In the spring of 2018, Jenny Klukken traveled to Paris to study marimba, composition, and improvisation with Eric Sammut, and to compose works for marimba that incorporated her unique approach to the instrument. The Studio Z performance will premiere works she composed in Paris, plus various works that have been collectively arranged by Jenny Klukken and guest musicians Robert Everest (guitar/vocals), Michael Bissonette (percussion), and The OK Factor (violin: Karla Colahan, cello: Olivia Diercks). We interviewed Jenny to learn more about the new works and her artistic background and inspirations.
I played the piano as a child and studied classical percussion in college. I discovered the marimba when I was a freshmen in college and it became clearer to me throughout my schooling that it was my main instrument. It wasn’t until after college that I found myself wanting to compose for myself. I would search through repertoire, searching for inspiration for what to do next with my instrument. While I appreciated other marimbists’ craft, none of the repertoire felt like something I was compelled to play myself. I never formally studied composition, but have been writing songs and geeking-out about music theory since I was a kid. I grew up playing and listening to a lot of jazz, bluegrass, and gospel music, so writing and playing tunes instead of through-composed pieces has always felt like home. I hesitate to call myself a full-on jazz musician, but more of a jazz/world/classical/cross-over instrumentalist and composer (though that is much more of a mouthful, isn’t it?).
How are you able to incorporate other genres into your compositions while keeping your own unique voice and style?
I most often find my compositions sounding like Latin, American folk, and/or jazz music. The last two are pretty unusual to find a marimba in, which is fun to play with. I love to pull rhythmic ideas from these genres while interjecting passages that could only be pulled off by a marimba. The years in college I spent practicing four-mallet permutation exercises will pop up into something that otherwise sounded very non-classical. I think it is fun to write music that doesn’t completely slip into one genre and to balance the line between sounding extremely rehearsed and improvisational. I constantly aim to be able to improvise on the marimba with the same virtuosity
Tell us about your experience studying with Eric Sammut in Paris.
I received the “Next Step” grant last year from the Metropolitan Regional Arts Center to travel to Paris and study marimba, composition, and improvisation with Eric Sammut for one month. If you don’t know Eric Sammut, he is a pillar of the marimba world; a phenomenal composer and performer who first became widely known in the early 90’s, and one of the only improvising marimbists I know. I rented a small flat in Paris (with just enough room for a 5 octave marimba) that was walking distance to Eric’s home. Twice a week, Eric would meet me there for a 2+ hour lesson. Most marimbists know that Eric is an extraordinary player and composer, but I soon learned that he is also an incredibly kind, humble, and generous person. Lessons alternated between improvisation exercises and workshopping compositions. Our time usually ended with espresso and chats about Eric’s interesting life and inspirational approach to music and the marimba. I have always had to translate conversations about accompanying and soloing through my marimba lenses, and this was the first time I talked to someone who had explored the marimba’s capabilities in a jazz ensemble setting. His thoughts about voicing chords, arranging, and soloing according to the marimba’s timbre were groundbreaking for me. Outside of practicing and composing, I spent my time exploring Paris.

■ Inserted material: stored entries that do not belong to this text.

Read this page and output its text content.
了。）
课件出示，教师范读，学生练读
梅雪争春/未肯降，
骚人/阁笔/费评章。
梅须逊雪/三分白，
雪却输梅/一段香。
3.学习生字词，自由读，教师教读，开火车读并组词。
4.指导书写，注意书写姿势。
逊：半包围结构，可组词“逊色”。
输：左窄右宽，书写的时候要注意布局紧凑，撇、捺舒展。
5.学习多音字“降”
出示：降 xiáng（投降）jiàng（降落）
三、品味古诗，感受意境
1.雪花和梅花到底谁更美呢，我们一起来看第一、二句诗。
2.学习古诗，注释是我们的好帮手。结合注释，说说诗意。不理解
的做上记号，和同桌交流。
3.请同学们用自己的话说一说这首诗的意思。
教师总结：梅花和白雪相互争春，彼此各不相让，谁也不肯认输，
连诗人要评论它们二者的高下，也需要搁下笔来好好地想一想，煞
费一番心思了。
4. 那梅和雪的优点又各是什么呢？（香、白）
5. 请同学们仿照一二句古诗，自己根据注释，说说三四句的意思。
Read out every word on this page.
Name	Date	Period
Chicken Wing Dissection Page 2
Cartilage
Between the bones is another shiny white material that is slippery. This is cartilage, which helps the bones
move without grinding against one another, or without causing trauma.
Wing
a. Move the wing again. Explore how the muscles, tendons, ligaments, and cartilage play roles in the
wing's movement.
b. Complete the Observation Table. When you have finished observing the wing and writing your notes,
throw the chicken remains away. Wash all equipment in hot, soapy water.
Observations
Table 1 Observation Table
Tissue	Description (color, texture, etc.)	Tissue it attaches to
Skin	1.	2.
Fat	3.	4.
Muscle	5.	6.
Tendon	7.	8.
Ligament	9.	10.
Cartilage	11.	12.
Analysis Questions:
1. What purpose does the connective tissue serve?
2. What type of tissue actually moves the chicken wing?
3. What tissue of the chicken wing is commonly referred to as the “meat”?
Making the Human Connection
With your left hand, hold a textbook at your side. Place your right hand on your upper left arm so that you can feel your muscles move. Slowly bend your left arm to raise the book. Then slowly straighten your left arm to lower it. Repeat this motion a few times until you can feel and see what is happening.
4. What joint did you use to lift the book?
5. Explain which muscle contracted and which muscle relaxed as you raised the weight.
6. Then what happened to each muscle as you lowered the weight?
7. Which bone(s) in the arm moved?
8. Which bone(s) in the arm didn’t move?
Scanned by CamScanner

How did you go about collectively arranging pieces with the five guest musicians?
I’ve played with all of these musicians before, but pairs of them have never performed with each other. It was helpful to have a musical history with them all as I began writing for each of them specifically. All of the pieces that we’re playing on December 7th are written as charts, save one through-composed piece I wrote last spring. I started getting ready for a concert like this while I was in Paris and spent hours writing out through-composed charts for everyone. Once I got into my first rehearsal with this music, it was very clear to me that this room of musicians (including myself) was going to function better off of charts. I feel more at home reading charts rather than composed parts, and I also enjoy hearing musicians put their own personal touches on my ideas. I am very happy with where these pieces ended up. I enjoy the thrill of not knowing exactly how everything is going to go: how my cadenza might end up, when a new burst of energy will arise, or when there might be a musical shift between players. I think the classical marimba world could use more of this; more free-playing and making music for the moment. This is where I have found my voice as a musician, and I look forward to sharing it with everyone at Studio Z that night.